Do you ever experience springtime as a challenging time of year?

Tina,

You make me very happy. I want to help small autists most because they are the most misunderstood and most susceptible to abuse. Understanding is the best form of therapy sometimes. Your question – I have never been asked it before. It is a good question.

For me, stress is a product of stimuli. Lights, sounds, smells, emotions, even bodily needs all put stress on my system. Summer is longer days. For me, I love the extra light, but it is also more time to work an overworked system. I isolate my senses and wait to process some things until a later time. I play back for myself a video in my head of my day taking time to experience what I may have missed. I learned not to use my emotion as it is the quickest way to overload for me.

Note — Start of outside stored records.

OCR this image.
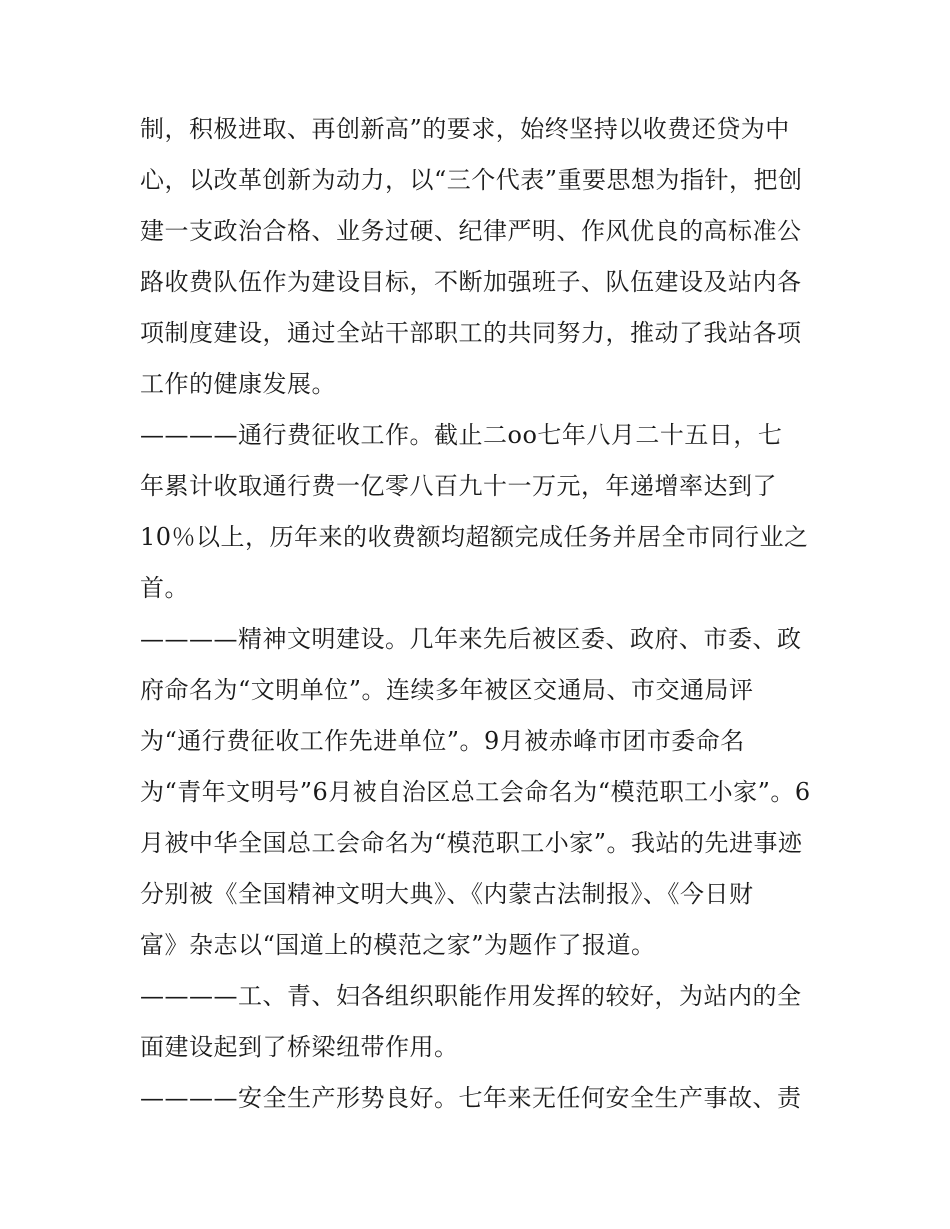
制，积极进取、再创新高”的要求，始终坚持以收费还贷为中
心，以改革创新为动力，以“三个代表”重要思想为指针，把创
建一支政治合格、业务过硬、纪律严明、作风优良的高标准公
路收费队伍作为建设目标，不断加强班子、队伍建设及站内各
项制度建设，通过全站干部职工的共同努力，推动了我站各项
工作的健康发展。
————通行费征收工作。截止二oo七年八月二十五日，七
年累计收取通行费一亿零八百九十一万元，年递增率达到了
10％以上，历年来的收费额均超额完成任务并居全市同行业之
首。
————精神文明建设。几年来先后被区委、政府、市委、政
府命名为“文明单位”。连续多年被区交通局、市交通局评
为“通行费征收工作先进单位”。9月被赤峰市团市委命名
为“青年文明号”6月被自治区总工会命名为“模范职工小家”。6
月被中华全国总工会命名为“模范职工小家”。我站的先进事迹
分别被《全国精神文明大典》、《内蒙古法制报》、《今日财
富》杂志以“国道上的模范之家”为题作了报道。
————工、青、妇各组织职能作用发挥的较好，为站内的全
面建设起到了桥梁纽带作用。
————安全生产形势良好。七年来无任何安全生产事故、责
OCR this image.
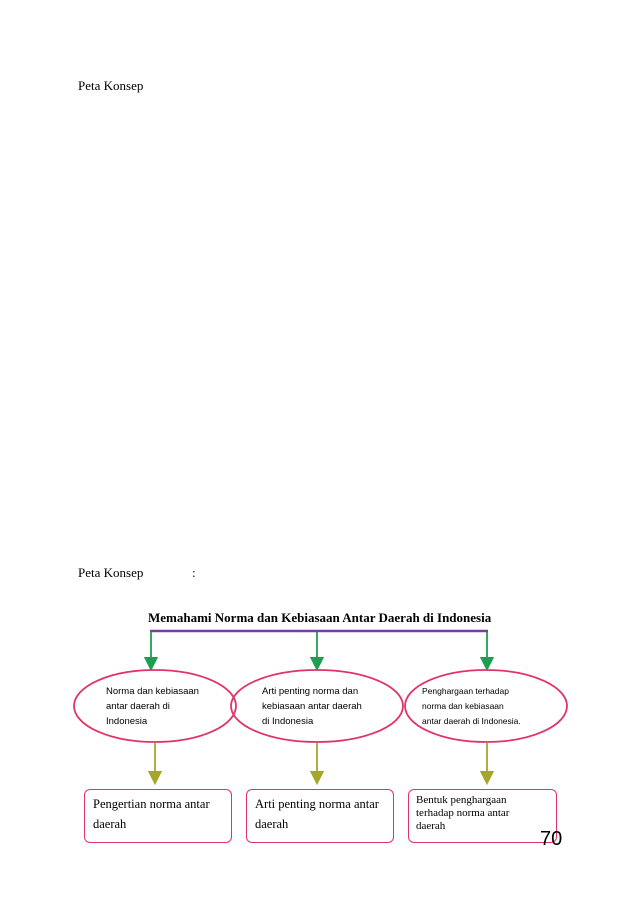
Peta Konsep
Peta Konsep	:
Memahami Norma dan Kebiasaan Antar Daerah di Indonesia
Norma dan kebiasaan
antar daerah di
Indonesia
Arti penting norma dan
kebiasaan antar daerah
di Indonesia
Penghargaan terhadap
norma dan kebiasaan
antar daerah di Indonesia.
Pengertian norma antar
daerah
Arti penting norma antar
daerah
Bentuk penghargaan
terhadap norma antar
daerah
70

When little, it was all about just being, to take in the senses as a sense. Connections do not come until much later for most. I was severe, I know, but I don’t think it unfair to say some stims are an act of “just being”. To a normal mind you might call it appreciating your surroundings.

Sometimes the stim is to say “It is all too much for me right now.”
That is a communication in itself, though one you seldom listen to. My system was so bad that to recognize the need to bathroom set me into a fit of extreme giddiness. When young what was springtime in comparison to my own body?

Spring is also allergies – to plants and food too. It is the fruits I love that I have to deal with. Strawberries get me silly. Now I can manage the sensations, but as a child I could not. Allergy medicine helps a lot. Zyrtec I take.

And do they have the same trouble holidays? Christmas is the worst. You would think it would be the added sights and sounds that would over stimulate, but for me it was the emotions. To not experience boundary binds you to the world in strange ways. I take on the emotions of those around me. To protect myself, I turn my emotions off most times. I have learned to save my emotion for important moments like hugs.

Isolating senses is not something you can teach, but you can monitor your input to the child. Helping them to calm their system is good too. Deep pressure is what Mom did for me. I still wear a heavy coat into stimulating environments sometimes as a help. Mom says it is too hot, but I don’t feel heat like you do so for me it feels ok. That is all I can think of for now. I hope it helps.